Do you find yourself one of the 34 million people who received a speeding ticket in the U.S. this year? Or maybe you are part of the group that received a ticket for various other driving violations. Well, now you have some decisions to make. Are you going to contest the ticket? Should you adjust your insurance coverage to avoid a drastic increase in premiums? Can you enroll in traffic school to wipe your record clean?Completely unsure of the best path to take and minimize your risk? We’ve all been there and each come out with different results. Therefore the best way to prevent your situation from becoming worse is providing yourself with the knowledge to minimize the penalty.

What You Can Do to Prevent a Ticket (or Another Ticket)

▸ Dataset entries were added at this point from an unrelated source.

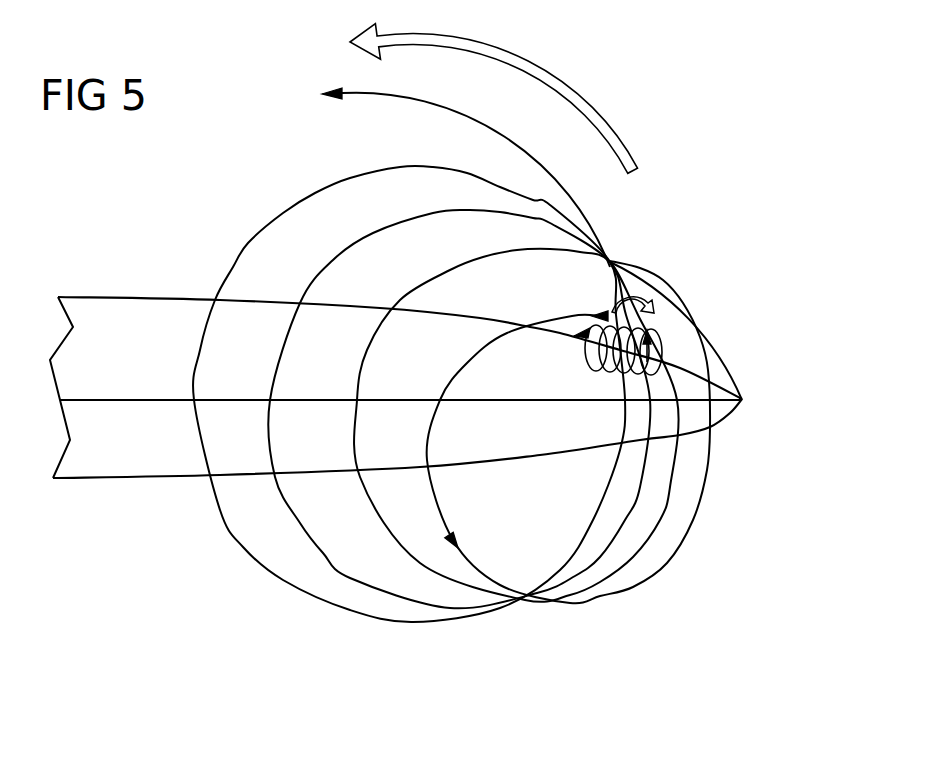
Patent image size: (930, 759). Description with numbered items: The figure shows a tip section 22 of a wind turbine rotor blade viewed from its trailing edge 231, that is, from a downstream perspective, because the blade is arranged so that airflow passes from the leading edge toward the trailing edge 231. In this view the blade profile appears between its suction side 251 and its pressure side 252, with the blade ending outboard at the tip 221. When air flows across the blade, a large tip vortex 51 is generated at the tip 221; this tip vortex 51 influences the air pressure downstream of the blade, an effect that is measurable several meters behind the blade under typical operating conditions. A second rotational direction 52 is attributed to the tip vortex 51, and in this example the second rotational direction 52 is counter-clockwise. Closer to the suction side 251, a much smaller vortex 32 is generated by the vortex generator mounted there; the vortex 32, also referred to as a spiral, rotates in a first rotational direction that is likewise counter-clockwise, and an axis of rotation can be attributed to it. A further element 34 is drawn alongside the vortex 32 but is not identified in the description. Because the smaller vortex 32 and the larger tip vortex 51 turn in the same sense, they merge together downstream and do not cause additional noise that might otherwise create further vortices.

The tip section 22 is at (440, 297).
The tip vortex 51 is at (283, 211).
The second rotational direction 52 is at (522, 63).
The vortex 32 is at (613, 303).
The coil / helical vortex element 34 is at (585, 358).
The tip 221 is at (745, 400).
The trailing edge 231 is at (140, 398).
The suction side 251 is at (137, 297).
The pressure side 252 is at (147, 482).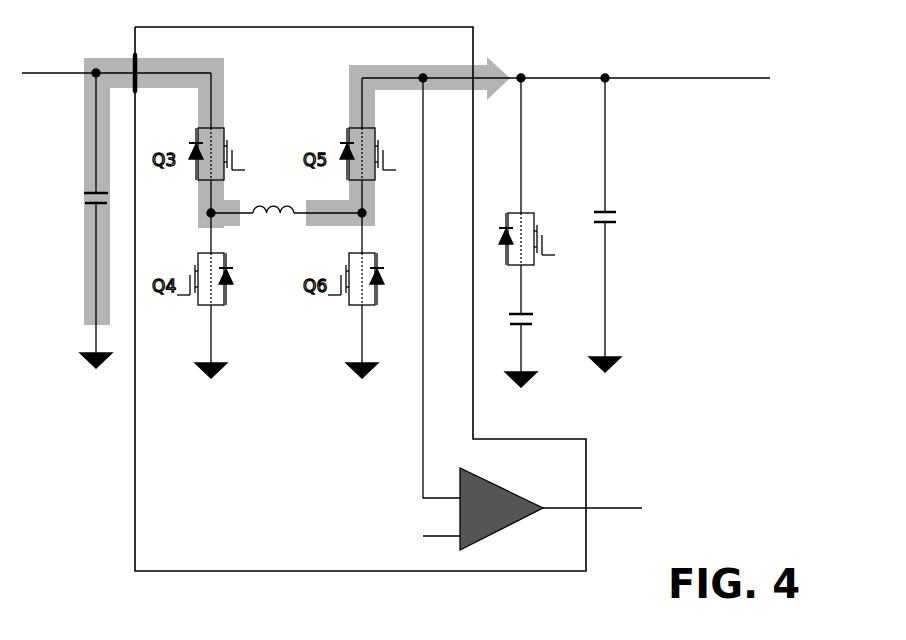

Drive Safe: Don’t Be Reckless! Obey the rules of the road and practice defensive driving. Behind the wheel of a car is no time to be risky. Look ahead for potential hazards and make sure that you leave yourself enough distance between you and the car ahead. If anything should happen, that will give you some extra precious seconds to make a smart decision that can save your life. Also, it can help you avoid stupid mistakes that can lead to that dreaded sound of sirens. Remember, traffic tickets are 100% avoidable.

If You Are Pulled Over: First of all, avoid immediately admitting guilt. You do not want to end up inviting more tickets for something that may not have been noticed. Second, always be respectful to the officer. Arguing will get you nowhere. Do not take the situation personally; they are just doing their job. Third, explain any circumstances that may have led to your violation of the law. If a car swerved and forced you into the carpool lane, recount the events. And, finally, always be serious. Do not assume that you will be able to talk your way out of a ticket.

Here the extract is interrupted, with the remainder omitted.